You know it only takes 10 days to change the “buds”? They really are your buds! Your buddies!

Now, I love this squash! And my theory about squash is that it pulls the bad things from your intestines. How I came to this was one day I was slicing some zucchini to “fry”, really bake on parchment paper, with a homemade “breading” and later to serve with my plant-based Ranch Dressing. (My son loved this snack).

Now, after I sliced the zucchini I walked away to gather up my other ingredients and when I returned to my squash I noticed a sticky watery gel coming out of the squash.

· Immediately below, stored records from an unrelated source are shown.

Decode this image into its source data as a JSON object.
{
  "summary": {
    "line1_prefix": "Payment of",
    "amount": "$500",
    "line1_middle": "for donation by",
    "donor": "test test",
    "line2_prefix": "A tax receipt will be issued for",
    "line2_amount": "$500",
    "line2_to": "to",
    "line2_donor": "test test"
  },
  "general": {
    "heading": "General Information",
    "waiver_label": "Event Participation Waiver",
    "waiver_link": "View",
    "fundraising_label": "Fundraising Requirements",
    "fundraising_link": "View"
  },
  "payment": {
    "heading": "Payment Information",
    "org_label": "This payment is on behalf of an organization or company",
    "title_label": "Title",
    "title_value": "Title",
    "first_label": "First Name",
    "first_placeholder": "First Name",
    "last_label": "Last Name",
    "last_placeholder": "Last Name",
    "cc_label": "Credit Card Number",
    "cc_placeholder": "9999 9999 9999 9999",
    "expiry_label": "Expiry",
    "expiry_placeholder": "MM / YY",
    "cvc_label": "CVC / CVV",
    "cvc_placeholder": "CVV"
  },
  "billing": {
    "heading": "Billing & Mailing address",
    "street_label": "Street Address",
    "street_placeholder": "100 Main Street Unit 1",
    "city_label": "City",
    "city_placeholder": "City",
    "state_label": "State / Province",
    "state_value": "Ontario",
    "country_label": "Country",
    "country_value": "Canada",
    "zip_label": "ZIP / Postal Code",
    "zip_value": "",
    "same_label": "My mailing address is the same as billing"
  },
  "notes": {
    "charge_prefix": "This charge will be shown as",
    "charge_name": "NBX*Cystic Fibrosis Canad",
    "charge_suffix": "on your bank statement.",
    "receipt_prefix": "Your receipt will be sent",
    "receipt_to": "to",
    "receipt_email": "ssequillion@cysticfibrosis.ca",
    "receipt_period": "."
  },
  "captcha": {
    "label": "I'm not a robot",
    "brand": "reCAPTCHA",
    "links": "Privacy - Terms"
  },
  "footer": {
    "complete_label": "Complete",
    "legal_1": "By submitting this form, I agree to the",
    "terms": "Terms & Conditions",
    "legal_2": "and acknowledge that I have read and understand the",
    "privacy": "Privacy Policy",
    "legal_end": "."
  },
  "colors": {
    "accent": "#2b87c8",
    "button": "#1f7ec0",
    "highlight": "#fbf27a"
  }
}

Now, not to freak anyone out, but my realization was that this sticky was actually cleaning our intestinal track as we digest, whether raw or cooked. I noticed this with other squash eventually.

Again, this is my theory. But I never feel, bloated, heavy or miserable after eating it oil free, of course. Do you?

Here is my signature spaghetti squash recipe. And remember, it’s ok to make it your own, the seasonings really are endless, but go oil free, dairy free and meat free and really EXPERIENCE this veg.

I’ll bet you’ll never be the same again! 😍 HEALTHY.

Succulent Spaghetti Squash

Succulent Spaghetti Squash

Simple yet elegant


  • 1 medium spaghetti squash
  • 1 tsp dry chives (1 T if fresh)
  • 1 tsp dry parsley (1 T if fresh)
  • salt and white pepper to taste if desired


  • Preheat oven to 400°. 
  • Cut spaghetti squash longways.
  • Take any spoon to scrape seeds out. As a tip, I use my mums grapefruit spoon which has “teeth” on it and is perfect for scraping these seeds away, so yeah, scrape the seeds away.
  • Place each half face down on a parchment lined cookie sheet and bake 40 min at 400° until the skin is soft, yet in tact.
  • Flip over, scrape the inside with a fork to make the “spaghetti” and toss with my Plant-based Parmesan (bonus recipe below), fresh (or dry) parsley and chives. Salt and white pepper if desired.
  • Serve in the skin and enjoy.
    I’ve also made this with my plant-based Alfredo and more recently my lentil bolognese sauce. Recipe coming soon…


Plant-based parmesan bonus recipe!
1/4 cup raw cashews
1/4 cup nutritional yeast
1/4 - 1/2 tsp salt or to taste
Blend all I ingredients in a mini blender until fine like grated Parm.